Zugleich rief Baerbock die Führung in Peking angesichts des russischen Angriffskriegs in der Ukraine auf, ihren Einfluss auf Russland geltend zu machen. Deutschland wünsche sich, »dass China auf Russland einwirkt, um seine Aggression endlich zu beenden«.
Mit den Rechten als ständigem Mitglied im Uno-Sicherheitsrat gehe auch eine besondere Verantwortung einher, sagte sie weiter. Es sei gut, dass China signalisiert habe, sich für eine Lösung zu engagieren. »Aber ich muss offen sagen, dass ich mich frage, warum die chinesische Positionierung bisher nicht die Aufforderung an den Aggressor Russlands beinhaltet, den Krieg zu stoppen«, führte Baerbock fort. Sie reist nach ihren Gesprächen in Peking nach Südkorea und dann Japan weiter.
Borrell sieht Vertrauensverhältnis in Gefahr
Kritik an der Rolle Chinas äußerte auch der EU-Außenbeauftragte Josep Borrell.

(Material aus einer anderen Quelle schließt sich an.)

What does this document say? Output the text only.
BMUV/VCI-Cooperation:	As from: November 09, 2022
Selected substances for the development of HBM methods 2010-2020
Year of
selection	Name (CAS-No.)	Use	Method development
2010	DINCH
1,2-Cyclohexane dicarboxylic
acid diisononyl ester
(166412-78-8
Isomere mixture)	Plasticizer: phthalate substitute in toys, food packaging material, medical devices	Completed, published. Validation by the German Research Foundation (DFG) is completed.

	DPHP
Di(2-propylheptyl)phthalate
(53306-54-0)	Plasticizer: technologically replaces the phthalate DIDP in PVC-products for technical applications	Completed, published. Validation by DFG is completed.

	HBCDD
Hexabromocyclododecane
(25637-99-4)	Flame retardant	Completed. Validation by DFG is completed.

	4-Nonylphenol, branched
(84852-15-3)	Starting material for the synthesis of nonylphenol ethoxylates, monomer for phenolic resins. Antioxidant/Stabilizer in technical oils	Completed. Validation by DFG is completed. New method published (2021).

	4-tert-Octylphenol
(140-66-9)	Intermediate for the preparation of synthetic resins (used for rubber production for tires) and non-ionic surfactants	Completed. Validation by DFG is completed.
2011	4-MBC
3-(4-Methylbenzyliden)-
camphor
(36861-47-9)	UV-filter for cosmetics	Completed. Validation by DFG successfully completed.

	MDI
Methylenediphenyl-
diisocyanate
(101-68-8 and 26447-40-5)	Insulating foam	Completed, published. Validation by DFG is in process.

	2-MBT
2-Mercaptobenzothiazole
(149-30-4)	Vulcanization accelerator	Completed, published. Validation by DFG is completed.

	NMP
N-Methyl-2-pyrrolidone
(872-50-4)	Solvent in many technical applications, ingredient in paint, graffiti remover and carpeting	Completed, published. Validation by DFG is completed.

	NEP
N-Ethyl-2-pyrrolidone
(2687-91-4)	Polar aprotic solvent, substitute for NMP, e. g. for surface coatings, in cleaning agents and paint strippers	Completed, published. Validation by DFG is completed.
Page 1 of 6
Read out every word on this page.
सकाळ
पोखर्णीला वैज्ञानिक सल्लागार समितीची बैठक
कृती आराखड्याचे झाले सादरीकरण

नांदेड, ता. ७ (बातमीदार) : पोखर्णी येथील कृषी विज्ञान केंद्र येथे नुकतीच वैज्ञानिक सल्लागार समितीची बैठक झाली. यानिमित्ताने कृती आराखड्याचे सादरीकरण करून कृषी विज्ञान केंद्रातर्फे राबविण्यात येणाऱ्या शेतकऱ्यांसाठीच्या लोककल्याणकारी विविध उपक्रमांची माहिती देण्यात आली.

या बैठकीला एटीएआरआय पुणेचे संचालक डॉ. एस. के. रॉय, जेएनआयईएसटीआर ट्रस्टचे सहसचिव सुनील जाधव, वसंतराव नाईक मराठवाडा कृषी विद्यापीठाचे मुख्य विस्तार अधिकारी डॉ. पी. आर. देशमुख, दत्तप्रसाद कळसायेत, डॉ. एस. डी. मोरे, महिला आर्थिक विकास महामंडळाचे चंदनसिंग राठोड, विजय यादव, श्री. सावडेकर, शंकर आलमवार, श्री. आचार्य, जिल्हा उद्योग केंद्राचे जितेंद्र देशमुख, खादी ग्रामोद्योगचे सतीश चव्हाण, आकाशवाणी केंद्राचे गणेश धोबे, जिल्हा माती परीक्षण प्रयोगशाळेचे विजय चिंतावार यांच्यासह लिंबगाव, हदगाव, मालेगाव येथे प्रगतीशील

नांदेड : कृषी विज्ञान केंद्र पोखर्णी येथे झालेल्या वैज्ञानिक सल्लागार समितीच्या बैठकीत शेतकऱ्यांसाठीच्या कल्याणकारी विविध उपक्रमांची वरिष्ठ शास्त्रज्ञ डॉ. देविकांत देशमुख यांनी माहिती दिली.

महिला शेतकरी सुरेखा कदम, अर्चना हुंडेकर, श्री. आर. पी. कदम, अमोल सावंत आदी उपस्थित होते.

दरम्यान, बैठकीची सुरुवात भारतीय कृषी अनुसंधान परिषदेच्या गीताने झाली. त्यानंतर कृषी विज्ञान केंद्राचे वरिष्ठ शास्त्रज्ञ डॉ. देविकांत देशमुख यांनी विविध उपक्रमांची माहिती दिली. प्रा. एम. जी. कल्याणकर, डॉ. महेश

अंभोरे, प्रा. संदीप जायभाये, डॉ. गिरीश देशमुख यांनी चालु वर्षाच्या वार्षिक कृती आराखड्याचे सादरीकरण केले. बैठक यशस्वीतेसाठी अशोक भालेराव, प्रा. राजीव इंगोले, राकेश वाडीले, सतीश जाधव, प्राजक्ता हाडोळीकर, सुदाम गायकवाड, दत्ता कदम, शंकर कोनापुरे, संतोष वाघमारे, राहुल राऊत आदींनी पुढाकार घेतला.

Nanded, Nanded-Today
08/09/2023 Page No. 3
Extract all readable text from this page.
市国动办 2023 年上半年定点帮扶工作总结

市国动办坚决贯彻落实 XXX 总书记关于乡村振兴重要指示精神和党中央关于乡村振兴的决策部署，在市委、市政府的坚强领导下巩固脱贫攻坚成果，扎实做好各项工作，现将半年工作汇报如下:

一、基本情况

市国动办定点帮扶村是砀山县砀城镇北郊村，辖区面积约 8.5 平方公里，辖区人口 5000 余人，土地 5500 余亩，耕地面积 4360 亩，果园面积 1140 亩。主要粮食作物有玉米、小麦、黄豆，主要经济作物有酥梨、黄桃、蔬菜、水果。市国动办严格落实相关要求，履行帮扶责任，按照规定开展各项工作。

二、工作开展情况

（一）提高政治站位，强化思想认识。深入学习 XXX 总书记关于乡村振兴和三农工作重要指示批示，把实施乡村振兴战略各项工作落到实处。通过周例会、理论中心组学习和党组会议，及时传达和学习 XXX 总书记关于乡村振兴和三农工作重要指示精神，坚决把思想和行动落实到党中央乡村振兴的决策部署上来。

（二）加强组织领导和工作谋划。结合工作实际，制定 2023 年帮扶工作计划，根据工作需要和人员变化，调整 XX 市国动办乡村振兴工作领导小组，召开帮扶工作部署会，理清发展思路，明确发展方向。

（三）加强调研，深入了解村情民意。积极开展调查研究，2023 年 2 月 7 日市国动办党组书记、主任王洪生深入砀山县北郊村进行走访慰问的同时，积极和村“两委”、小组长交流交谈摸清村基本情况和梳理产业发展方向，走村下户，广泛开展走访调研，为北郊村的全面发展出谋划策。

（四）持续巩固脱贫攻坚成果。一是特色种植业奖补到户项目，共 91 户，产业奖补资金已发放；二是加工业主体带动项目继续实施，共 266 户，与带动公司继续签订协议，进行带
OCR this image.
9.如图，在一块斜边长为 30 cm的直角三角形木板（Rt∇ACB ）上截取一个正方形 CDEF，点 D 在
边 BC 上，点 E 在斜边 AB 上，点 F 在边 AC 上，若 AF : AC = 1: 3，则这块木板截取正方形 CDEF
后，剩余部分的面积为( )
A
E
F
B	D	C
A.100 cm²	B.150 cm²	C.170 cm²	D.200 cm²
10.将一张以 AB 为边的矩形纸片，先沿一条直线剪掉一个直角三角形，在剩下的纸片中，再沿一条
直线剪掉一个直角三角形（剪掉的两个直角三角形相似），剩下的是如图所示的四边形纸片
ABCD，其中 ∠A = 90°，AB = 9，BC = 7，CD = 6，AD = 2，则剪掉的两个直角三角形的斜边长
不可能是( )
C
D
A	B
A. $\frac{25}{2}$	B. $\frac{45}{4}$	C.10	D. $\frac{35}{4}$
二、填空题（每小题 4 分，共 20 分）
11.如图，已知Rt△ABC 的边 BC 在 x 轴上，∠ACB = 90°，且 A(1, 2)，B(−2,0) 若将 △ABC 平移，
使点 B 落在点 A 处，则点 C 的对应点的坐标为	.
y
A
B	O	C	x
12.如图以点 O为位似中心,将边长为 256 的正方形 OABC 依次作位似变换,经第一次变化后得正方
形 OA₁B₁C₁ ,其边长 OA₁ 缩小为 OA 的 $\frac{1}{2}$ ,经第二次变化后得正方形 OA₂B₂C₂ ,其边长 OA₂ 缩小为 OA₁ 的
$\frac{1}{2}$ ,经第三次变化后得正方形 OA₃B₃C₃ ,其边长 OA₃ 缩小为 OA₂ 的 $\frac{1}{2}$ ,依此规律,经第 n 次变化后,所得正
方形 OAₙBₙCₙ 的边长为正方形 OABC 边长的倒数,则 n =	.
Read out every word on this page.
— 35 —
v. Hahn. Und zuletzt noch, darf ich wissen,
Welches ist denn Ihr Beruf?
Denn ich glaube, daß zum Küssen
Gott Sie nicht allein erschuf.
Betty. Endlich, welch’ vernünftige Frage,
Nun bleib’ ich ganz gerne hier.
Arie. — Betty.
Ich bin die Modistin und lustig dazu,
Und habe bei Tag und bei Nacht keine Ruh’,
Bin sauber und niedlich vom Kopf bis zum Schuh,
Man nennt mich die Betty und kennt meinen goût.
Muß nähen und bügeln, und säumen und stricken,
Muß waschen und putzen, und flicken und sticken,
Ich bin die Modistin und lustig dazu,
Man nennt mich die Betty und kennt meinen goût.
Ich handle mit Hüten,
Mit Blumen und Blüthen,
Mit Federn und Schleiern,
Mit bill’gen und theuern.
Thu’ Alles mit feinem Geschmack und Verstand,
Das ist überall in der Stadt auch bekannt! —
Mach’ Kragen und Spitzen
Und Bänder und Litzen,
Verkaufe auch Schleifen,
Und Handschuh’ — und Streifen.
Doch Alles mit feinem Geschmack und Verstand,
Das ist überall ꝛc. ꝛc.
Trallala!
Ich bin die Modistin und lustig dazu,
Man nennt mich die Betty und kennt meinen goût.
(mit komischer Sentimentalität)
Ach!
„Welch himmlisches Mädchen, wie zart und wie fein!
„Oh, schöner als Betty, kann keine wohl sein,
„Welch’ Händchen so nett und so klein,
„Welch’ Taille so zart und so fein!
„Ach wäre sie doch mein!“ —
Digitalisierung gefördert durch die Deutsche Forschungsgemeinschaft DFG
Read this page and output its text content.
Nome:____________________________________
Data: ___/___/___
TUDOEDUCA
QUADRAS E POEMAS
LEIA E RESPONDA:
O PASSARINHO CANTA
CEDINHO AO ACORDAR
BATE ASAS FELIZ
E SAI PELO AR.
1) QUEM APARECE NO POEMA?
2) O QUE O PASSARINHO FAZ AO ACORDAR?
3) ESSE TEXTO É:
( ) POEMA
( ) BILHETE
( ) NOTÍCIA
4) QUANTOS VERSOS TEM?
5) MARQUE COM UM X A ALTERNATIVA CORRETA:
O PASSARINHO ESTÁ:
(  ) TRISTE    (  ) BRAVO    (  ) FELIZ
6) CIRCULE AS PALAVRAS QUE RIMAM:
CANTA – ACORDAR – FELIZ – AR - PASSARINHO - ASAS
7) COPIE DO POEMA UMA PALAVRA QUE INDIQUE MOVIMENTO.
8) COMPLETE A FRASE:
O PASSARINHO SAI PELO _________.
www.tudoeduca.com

Dieser sieht Äußerungen auf einer EU-Website zufolge sogar das Vertrauensverhältnis mit Peking in Gefahr. »Es wird für die Europäische Union äußerst schwierig, wenn nicht unmöglich, ein Vertrauensverhältnis zu China aufrechtzuerhalten, das ich gerne sehen würde, wenn China nicht zur Suche nach einer politischen Lösung auf der Grundlage des Rückzugs Russlands von ukrainischem Gebiet beiträgt«, heißt es dort.
Borrell hatte die Äußerungen eigentlich vor einem Forschungsinstitut in Peking tätigen wollen. Wegen einer Coronainfektion musste er seine Chinareise jedoch absagen, sodass seine geplante Rede nun im Internet veröffentlicht wurde.